Vince Kuraitis is burning up the blogosphere with more great posts on his blog. The latest to catch my eye was the announcement that Qualcomm made during the ATA (American Telemedicine Association) meeting this month in Nashville, that they are creating a health care MVNO to be called LifeComm. An MVNO is a Mobile Virtual Network Operator who leases capacity from existing wireless carriers' network, packages it and sells it to consumers under its own brand. A successful example is the Virgin Mobile and their prepaid cell phone service.
Qualcomm is reasonably well positioned for this through their QConnect service offering (numerous posts here) and their recent acquisition of nPhase. A big cost for an MVNO is the back office – the software for managing subscribers, billing, and provisioning devices to the network. Qualcomm's telco industry experience, plus the software that makes up QConnect and nPhase have much of this covered. The second big effort for an MVNO is marketing to build awareness and pull prospective customers into your stores or to your web site.

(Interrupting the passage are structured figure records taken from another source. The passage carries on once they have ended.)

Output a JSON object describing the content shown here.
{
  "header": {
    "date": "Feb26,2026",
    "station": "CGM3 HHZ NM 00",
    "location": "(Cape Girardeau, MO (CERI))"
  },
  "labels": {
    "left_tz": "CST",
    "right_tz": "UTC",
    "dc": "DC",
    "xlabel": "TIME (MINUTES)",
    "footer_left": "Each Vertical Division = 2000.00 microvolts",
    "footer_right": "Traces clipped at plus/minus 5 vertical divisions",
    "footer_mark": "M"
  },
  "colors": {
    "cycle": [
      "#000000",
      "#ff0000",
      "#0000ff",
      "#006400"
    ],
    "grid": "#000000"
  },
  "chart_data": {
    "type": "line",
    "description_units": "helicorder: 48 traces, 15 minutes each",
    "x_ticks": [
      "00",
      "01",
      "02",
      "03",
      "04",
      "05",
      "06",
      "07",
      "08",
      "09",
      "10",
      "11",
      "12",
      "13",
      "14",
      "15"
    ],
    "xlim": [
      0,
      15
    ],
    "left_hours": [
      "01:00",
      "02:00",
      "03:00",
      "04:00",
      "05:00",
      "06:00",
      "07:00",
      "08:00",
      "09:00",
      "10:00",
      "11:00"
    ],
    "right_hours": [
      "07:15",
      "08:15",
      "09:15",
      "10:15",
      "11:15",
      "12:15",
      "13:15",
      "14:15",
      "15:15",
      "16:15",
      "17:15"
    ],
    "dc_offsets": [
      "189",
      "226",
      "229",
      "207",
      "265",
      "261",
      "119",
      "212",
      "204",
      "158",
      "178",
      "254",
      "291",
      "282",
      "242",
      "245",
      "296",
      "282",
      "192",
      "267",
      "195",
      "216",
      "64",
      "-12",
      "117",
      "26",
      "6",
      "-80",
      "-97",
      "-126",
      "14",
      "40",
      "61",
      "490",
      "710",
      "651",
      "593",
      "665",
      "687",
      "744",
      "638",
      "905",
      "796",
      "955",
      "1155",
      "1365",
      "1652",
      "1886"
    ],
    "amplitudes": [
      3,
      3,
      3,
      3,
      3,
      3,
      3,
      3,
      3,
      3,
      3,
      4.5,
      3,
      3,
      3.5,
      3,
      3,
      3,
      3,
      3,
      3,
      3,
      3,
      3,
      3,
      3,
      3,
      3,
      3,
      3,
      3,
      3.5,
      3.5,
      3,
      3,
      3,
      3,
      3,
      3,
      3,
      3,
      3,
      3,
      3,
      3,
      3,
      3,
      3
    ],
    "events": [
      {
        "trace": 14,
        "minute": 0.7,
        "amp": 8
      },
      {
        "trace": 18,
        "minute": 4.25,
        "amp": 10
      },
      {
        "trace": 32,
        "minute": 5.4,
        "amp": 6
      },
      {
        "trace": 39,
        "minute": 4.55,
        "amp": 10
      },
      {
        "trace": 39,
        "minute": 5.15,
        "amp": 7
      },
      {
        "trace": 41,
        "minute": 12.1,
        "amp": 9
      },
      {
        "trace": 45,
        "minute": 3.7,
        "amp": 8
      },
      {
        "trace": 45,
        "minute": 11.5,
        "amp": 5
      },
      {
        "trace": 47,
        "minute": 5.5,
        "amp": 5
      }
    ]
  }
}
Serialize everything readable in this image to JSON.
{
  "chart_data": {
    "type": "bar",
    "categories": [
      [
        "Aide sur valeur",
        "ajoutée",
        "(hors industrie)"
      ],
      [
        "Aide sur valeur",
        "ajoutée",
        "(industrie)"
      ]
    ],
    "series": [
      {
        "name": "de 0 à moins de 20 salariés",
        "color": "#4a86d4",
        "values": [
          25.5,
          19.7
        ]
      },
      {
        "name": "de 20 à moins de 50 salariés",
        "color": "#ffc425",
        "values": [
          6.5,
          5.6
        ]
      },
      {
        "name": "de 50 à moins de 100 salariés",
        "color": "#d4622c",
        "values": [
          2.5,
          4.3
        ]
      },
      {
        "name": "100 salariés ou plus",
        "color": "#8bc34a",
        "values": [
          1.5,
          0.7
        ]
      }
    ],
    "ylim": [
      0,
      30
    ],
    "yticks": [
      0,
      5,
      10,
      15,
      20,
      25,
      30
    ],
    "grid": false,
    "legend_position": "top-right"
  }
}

Vince's post provides a great summary of the deal and lots of links to additional info, so I won't go into the details here (be sure to check out the comments at the end of the post, too). Besides, ruminating on the announcement is more fun anyway. LifeComm will need a big war chest for marketing. In the near total absense of third party reimbursement, they will need to market to physicians (who “prescribe” monitoring like CardioNet for patients) and/or patients and their families (who could pay for monitoring or applications out of their own pocket like MyFoodPhone). In either case, we're talking hundreds of millions of dollars for marketing.
Working against LifeComm is the fact that carriers have failed miserably with wireless data applications. Carriers have always thought of wireless data as a high profit way to boost sagging ARPUs. Much like they started billing for minutes of talk time, carriers initially packaged data by the kilobyte. It was only recently that carriers have packaged data in unlimited bundles. Ironically, the wireless data service that has kept carriers in the green has been ringtones and SMS text messaging, and not the fancy “location based services” and other glitzy applications they became enamoured with.
Much of the LifeComm business model remains hidden. Will all of LifeComm's applications be LifeComm branded, or will LifeComm provide a platform for third party applications? Will LifeComm provide or enfource interoperability (or at least coexistence) between various health care related data applications? Will specialized phones be required to use the service, and at how much of a premium price? Will LifeComm's rate plans be more attractive than the marginally successful wireless data plans from the regular carriers?
The success of LifeComm will be decided by the answers to questions like those above. The other big question is how big is the market today? If LifeComm launches in mid 2008, will there be a multi billion dollar market they can tap into immediately – and if not, how long can they bleed before they have to close the doors?
Pictured right is a CardioNet monitor shot at last summer's Healthcare Unbound conference in Boston.